Nonetheless, it’s troubling to discover that a Wall Street titan was manipulating one of the world’s most liquid securities markets — U.S. Treasury futures — long after the practice was outlawed. This shows how traders often remain fixed in their old ways. Keeping behavior in check is incredibly difficult even for those banks that can afford the most sophisticated surveillance.

Years after global lenders were caught rigging interest-rate benchmarks and currency markets, costing them billions of dollars in fines, their employees were still finding ways to work the markets to their own advantage. Once regulators catch up with one practice, traders seem to simply find another way.

Spoofing — placing a bid or offer with the intent to cancel it before executing — became illegal under the 2010 Dodd-Frank Act. In JPMorgan’s case, the practice appears to have been widespread.
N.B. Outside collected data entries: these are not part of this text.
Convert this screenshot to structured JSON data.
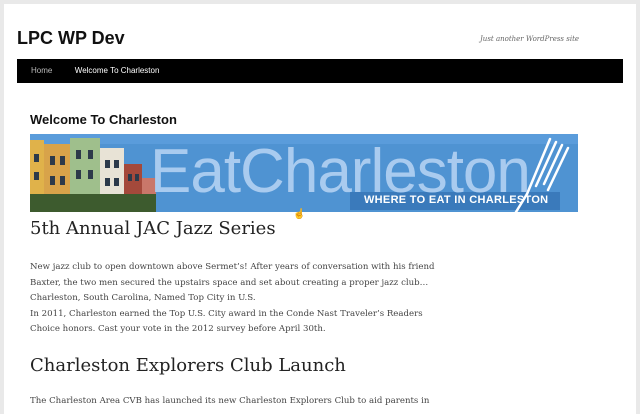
{
  "site": {
    "title": "LPC WP Dev",
    "tagline": "Just another WordPress site"
  },
  "nav": {
    "items": [
      {
        "label": "Home"
      },
      {
        "label": "Welcome To Charleston"
      }
    ]
  },
  "page": {
    "heading": "Welcome To Charleston"
  },
  "banner": {
    "wordmark": "EatCharleston",
    "tagline": "WHERE TO EAT IN CHARLESTON",
    "colors": {
      "sky": "#4f93d2",
      "wordmark": "#a9cbef",
      "tag": "#ffffff"
    }
  },
  "posts": [
    {
      "title": "5th Annual JAC Jazz Series",
      "lines": [
        "New jazz club to open downtown above Sermet’s! After years of conversation with his friend",
        "Baxter, the two men secured the upstairs space and set about creating a proper jazz club…",
        "Charleston, South Carolina, Named Top City in U.S.",
        "In 2011, Charleston earned the Top U.S. City award in the Conde Nast Traveler’s Readers",
        "Choice honors. Cast your vote in the 2012 survey before April 30th."
      ]
    },
    {
      "title": "Charleston Explorers Club Launch",
      "lines": [
        "The Charleston Area CVB has launched its new Charleston Explorers Club to aid parents in"
      ]
    }
  ]
}
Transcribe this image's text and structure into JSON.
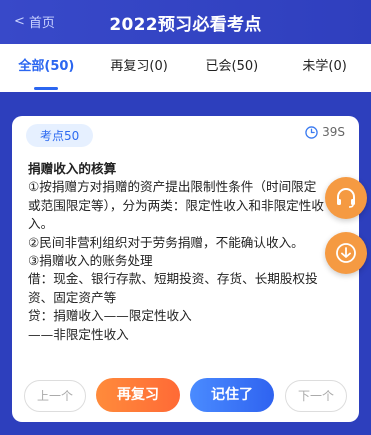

During the years covered by this case, between 2008 and 2016, the bank’s traders placed hundreds of thousands of spoof orders, according to the Commodity Futures Trading Commission, which helped lead the investigation.

Specifically, the company admitted to being responsible for 15 traders’ wrongdoing when they placed orders they didn’t intend to execute in the precious metals and Treasury markets. Half a dozen employees face charges for manipulating gold and silver futures and the bank has entered a three-year deferred prosecution agreement over two counts of wire fraud.

In fairness, it was always going to take a while for the finance industry to adjust to the spoofing ban. Traders are allowed to place and cancel orders, and masking their real intent is how the market has always worked. A trader wants to conceal their own strategy to secure the best price.